Tanks abandoned in place and the work was done by the homeowner with some friends. No permits, but a really good story about what hard work it was to do. Yes - this does happen and 99% of the time the DIY tank abandonment is not performed as well as it could have been performed. Think about it if you have never done something before how good are on your first attempt?
This tank was foam filled, but the tank was never entered and cleaned. So oil remained in the tank. You can see how the foam is discolored from the oil.
Tank abandoned in place, but the tank was actually best served to be filled in place due to obstructions. Meaning there are tanks by pools, under decks, under garages, basically in a location where it would be excessively expensive, even dangerous to remove so the tank gets abandoned in place.

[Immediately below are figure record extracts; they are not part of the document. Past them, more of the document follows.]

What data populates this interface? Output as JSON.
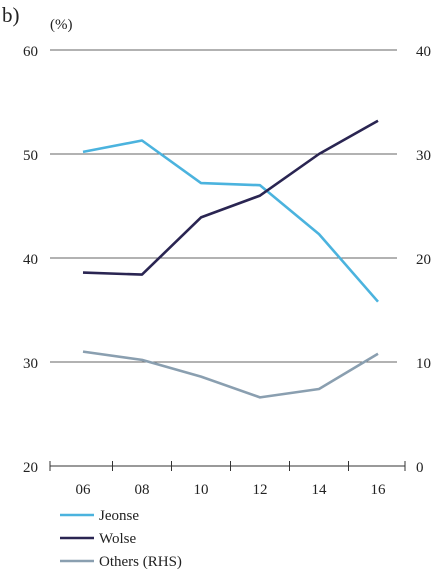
{
  "chart_data": {
    "type": "line",
    "panel_label": "b)",
    "unit_label": "(%)",
    "categories": [
      "06",
      "08",
      "10",
      "12",
      "14",
      "16"
    ],
    "y_left": {
      "ticks": [
        "60",
        "50",
        "40",
        "30",
        "20"
      ],
      "range": [
        20,
        60
      ]
    },
    "y_right": {
      "ticks": [
        "40",
        "30",
        "20",
        "10",
        "0"
      ],
      "range": [
        0,
        40
      ]
    },
    "grid": true,
    "legend_position": "bottom-left",
    "series": [
      {
        "name": "Jeonse",
        "axis": "left",
        "color": "#4bb3de",
        "values": [
          50.2,
          51.3,
          47.2,
          47.0,
          42.3,
          35.8
        ]
      },
      {
        "name": "Wolse",
        "axis": "left",
        "color": "#2a2552",
        "values": [
          38.6,
          38.4,
          43.9,
          46.0,
          50.0,
          53.2
        ]
      },
      {
        "name": "Others (RHS)",
        "axis": "right",
        "color": "#8a9fb0",
        "values": [
          11.0,
          10.2,
          8.6,
          6.6,
          7.4,
          10.8
        ]
      }
    ]
  }
}
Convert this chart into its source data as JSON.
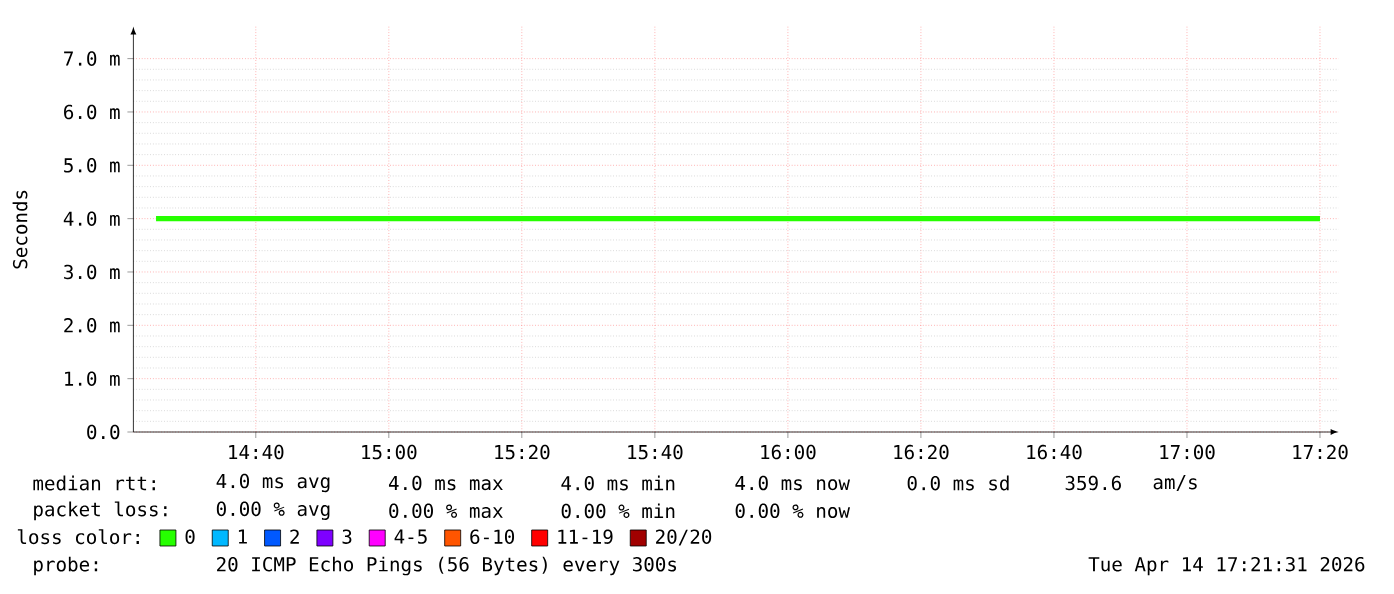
{
  "chart_data": {
    "type": "line",
    "ylabel": "Seconds",
    "xlim": [
      14.36,
      17.38
    ],
    "ylim": [
      0,
      7.6
    ],
    "xticks": [
      {
        "value": 14.6667,
        "label": "14:40"
      },
      {
        "value": 15,
        "label": "15:00"
      },
      {
        "value": 15.3333,
        "label": "15:20"
      },
      {
        "value": 15.6667,
        "label": "15:40"
      },
      {
        "value": 16,
        "label": "16:00"
      },
      {
        "value": 16.3333,
        "label": "16:20"
      },
      {
        "value": 16.6667,
        "label": "16:40"
      },
      {
        "value": 17,
        "label": "17:00"
      },
      {
        "value": 17.3333,
        "label": "17:20"
      }
    ],
    "yticks": [
      {
        "value": 0,
        "label": "0.0"
      },
      {
        "value": 1,
        "label": "1.0 m"
      },
      {
        "value": 2,
        "label": "2.0 m"
      },
      {
        "value": 3,
        "label": "3.0 m"
      },
      {
        "value": 4,
        "label": "4.0 m"
      },
      {
        "value": 5,
        "label": "5.0 m"
      },
      {
        "value": 6,
        "label": "6.0 m"
      },
      {
        "value": 7,
        "label": "7.0 m"
      }
    ],
    "grid": true,
    "legend": "bottom",
    "legend_title": "loss color:",
    "marker": "none",
    "line_style": "solid",
    "series": [
      {
        "name": "0",
        "color": "#26ff00",
        "x": [
          14.4167,
          17.3333
        ],
        "values": [
          4.0,
          4.0
        ]
      },
      {
        "name": "1",
        "color": "#00b8ff"
      },
      {
        "name": "2",
        "color": "#0059ff"
      },
      {
        "name": "3",
        "color": "#7e00ff"
      },
      {
        "name": "4-5",
        "color": "#ff00ff"
      },
      {
        "name": "6-10",
        "color": "#ff5500"
      },
      {
        "name": "11-19",
        "color": "#ff0000"
      },
      {
        "name": "20/20",
        "color": "#a10000"
      }
    ],
    "annotations": [
      "median rtt:",
      "4.0 ms avg",
      "4.0 ms max",
      "4.0 ms min",
      "4.0 ms now",
      "0.0 ms sd",
      "359.6",
      "am/s",
      "packet loss:",
      "0.00 % avg",
      "0.00 % max",
      "0.00 % min",
      "0.00 % now",
      "probe:",
      "20 ICMP Echo Pings (56 Bytes) every 300s",
      "Tue Apr 14 17:21:31 2026"
    ]
  }
}
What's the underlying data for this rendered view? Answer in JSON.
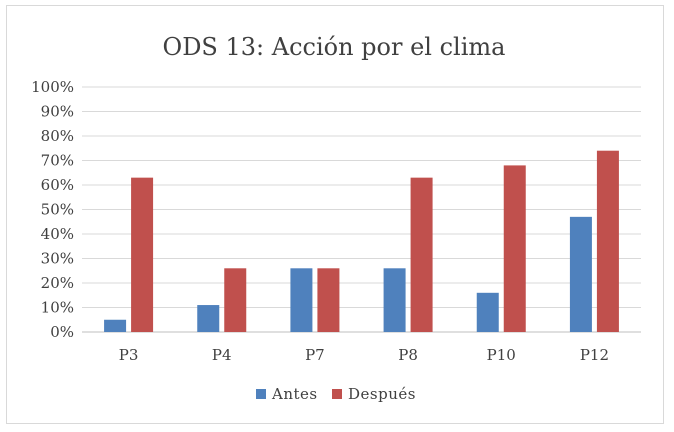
{
  "chart_data": {
    "type": "bar",
    "title": "ODS 13: Acción por el clima",
    "categories": [
      "P3",
      "P4",
      "P7",
      "P8",
      "P10",
      "P12"
    ],
    "series": [
      {
        "name": "Antes",
        "color": "#4f81bd",
        "values": [
          5,
          11,
          26,
          26,
          16,
          47
        ]
      },
      {
        "name": "Después",
        "color": "#c0504d",
        "values": [
          63,
          26,
          26,
          63,
          68,
          74
        ]
      }
    ],
    "y_ticks": [
      "0%",
      "10%",
      "20%",
      "30%",
      "40%",
      "50%",
      "60%",
      "70%",
      "80%",
      "90%",
      "100%"
    ],
    "ylim": [
      0,
      100
    ],
    "xlabel": "",
    "ylabel": "",
    "grid": true,
    "legend": "bottom"
  }
}
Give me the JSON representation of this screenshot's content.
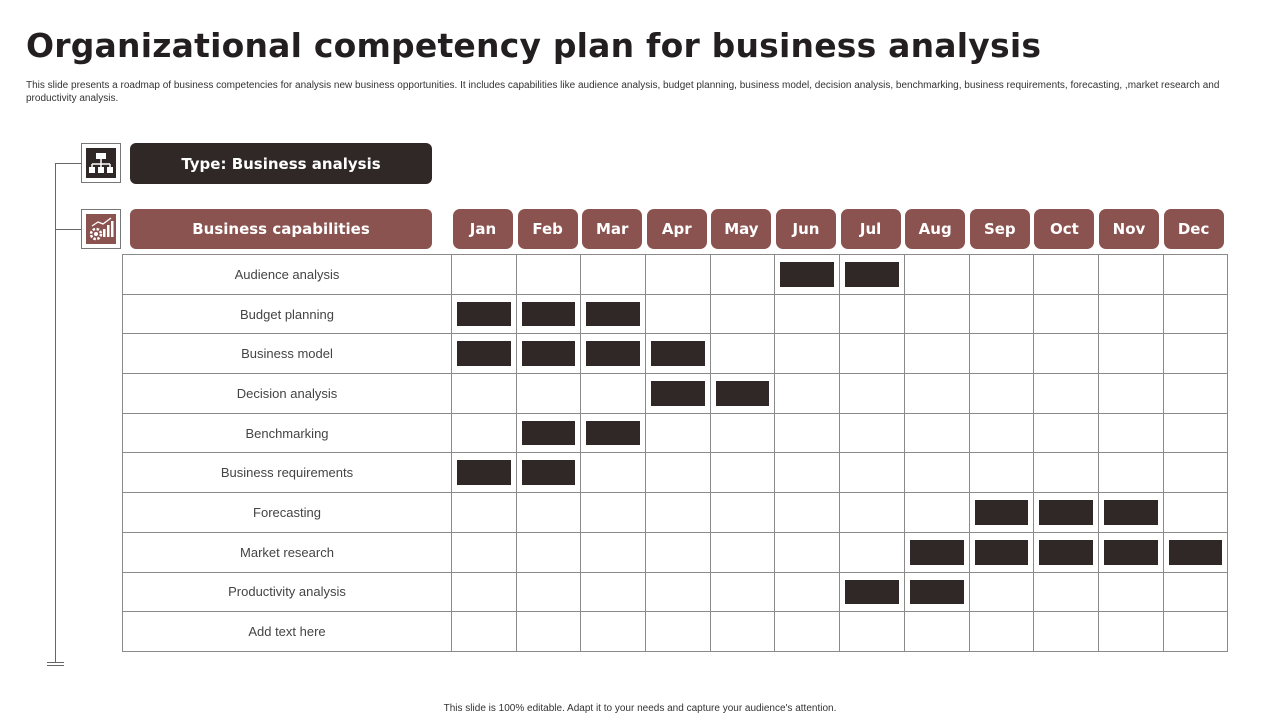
{
  "title": "Organizational competency plan for business analysis",
  "subtitle": "This slide presents a roadmap  of business competencies for analysis new business opportunities. It includes capabilities like audience analysis, budget planning,  business model,  decision analysis, benchmarking, business requirements, forecasting, ,market research and productivity analysis.",
  "type_label": "Type: Business analysis",
  "capabilities_label": "Business capabilities",
  "icons": {
    "type": "organization-chart-icon",
    "capabilities": "gear-growth-chart-icon"
  },
  "colors": {
    "dark": "#2f2827",
    "accent": "#8b5350"
  },
  "months": [
    "Jan",
    "Feb",
    "Mar",
    "Apr",
    "May",
    "Jun",
    "Jul",
    "Aug",
    "Sep",
    "Oct",
    "Nov",
    "Dec"
  ],
  "rows": [
    {
      "label": "Audience analysis",
      "active": [
        "Jun",
        "Jul"
      ]
    },
    {
      "label": "Budget planning",
      "active": [
        "Jan",
        "Feb",
        "Mar"
      ]
    },
    {
      "label": "Business model",
      "active": [
        "Jan",
        "Feb",
        "Mar",
        "Apr"
      ]
    },
    {
      "label": "Decision analysis",
      "active": [
        "Apr",
        "May"
      ]
    },
    {
      "label": "Benchmarking",
      "active": [
        "Feb",
        "Mar"
      ]
    },
    {
      "label": "Business requirements",
      "active": [
        "Jan",
        "Feb"
      ]
    },
    {
      "label": "Forecasting",
      "active": [
        "Sep",
        "Oct",
        "Nov"
      ]
    },
    {
      "label": "Market research",
      "active": [
        "Aug",
        "Sep",
        "Oct",
        "Nov",
        "Dec"
      ]
    },
    {
      "label": "Productivity analysis",
      "active": [
        "Jul",
        "Aug"
      ]
    },
    {
      "label": "Add text here",
      "active": []
    }
  ],
  "footer": "This slide is 100% editable.  Adapt it to your needs and capture your audience's attention."
}
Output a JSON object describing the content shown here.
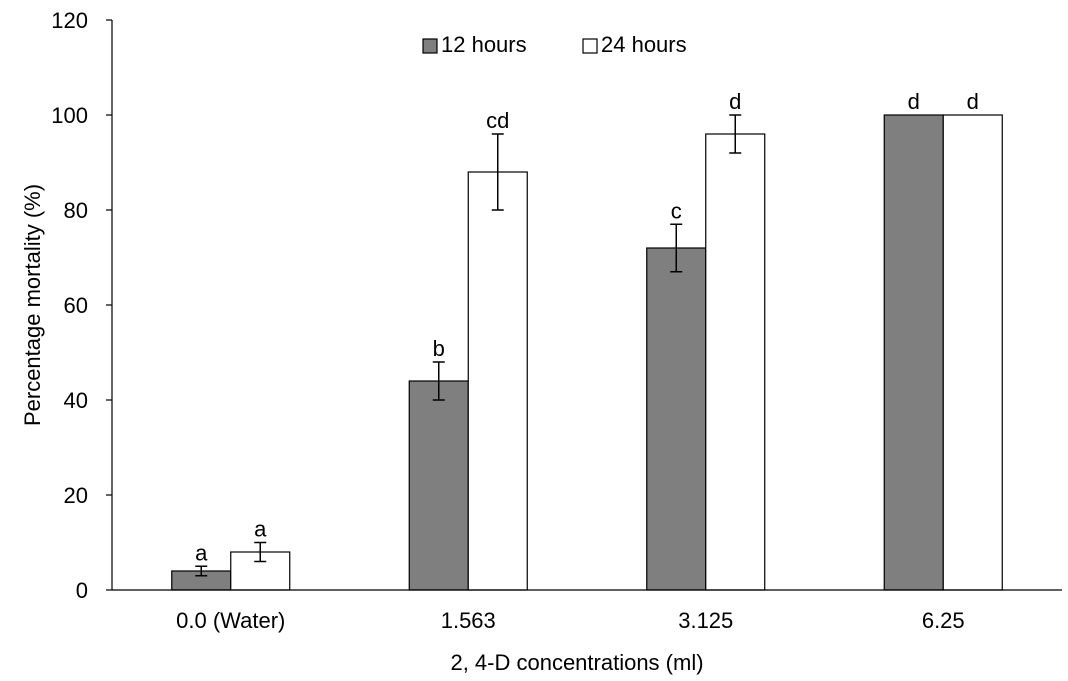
{
  "chart_data": {
    "type": "bar",
    "title": "",
    "xlabel": "2, 4-D concentrations (ml)",
    "ylabel": "Percentage mortality (%)",
    "ylim": [
      0,
      120
    ],
    "yticks": [
      0,
      20,
      40,
      60,
      80,
      100,
      120
    ],
    "categories": [
      "0.0 (Water)",
      "1.563",
      "3.125",
      "6.25"
    ],
    "legend_position": "top-center",
    "grid": false,
    "series": [
      {
        "name": "12 hours",
        "color": "#7f7f7f",
        "values": [
          4,
          44,
          72,
          100
        ],
        "errors": [
          1,
          4,
          5,
          0
        ],
        "labels": [
          "a",
          "b",
          "c",
          "d"
        ]
      },
      {
        "name": "24 hours",
        "color": "#ffffff",
        "values": [
          8,
          88,
          96,
          100
        ],
        "errors": [
          2,
          8,
          4,
          0
        ],
        "labels": [
          "a",
          "cd",
          "d",
          "d"
        ]
      }
    ]
  }
}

This is common on commercial tanks as commercial tanks are larger and longer and removal causes a larger footprint of disturbance. In this circumstance after the tank is cleaned samples are acquired and a report documents that yes a steel object remains on the site, but it is technically no longer a tank as it can't hold liquid (there is a big hole cut into the top of the tank). This is what we do to document commercial tanks that are abandoned in place, you should expect the same for any residential tank. Why an abandoned tank may not have a report is either the owner not wanting to test and find a problem, cost, owner went with the cheapest company (cheap means something is lacking) or simply the company that did the work doesn't test, or isn't licensed for testing.
25 plus years of oil tank work, Curren Environmental can confidently say 99% of oil tanks can be removed. So many abandoned tanks should have been removed but were not. Don't buy a property with an abandoned tank that you are not 100% certain it did not leak.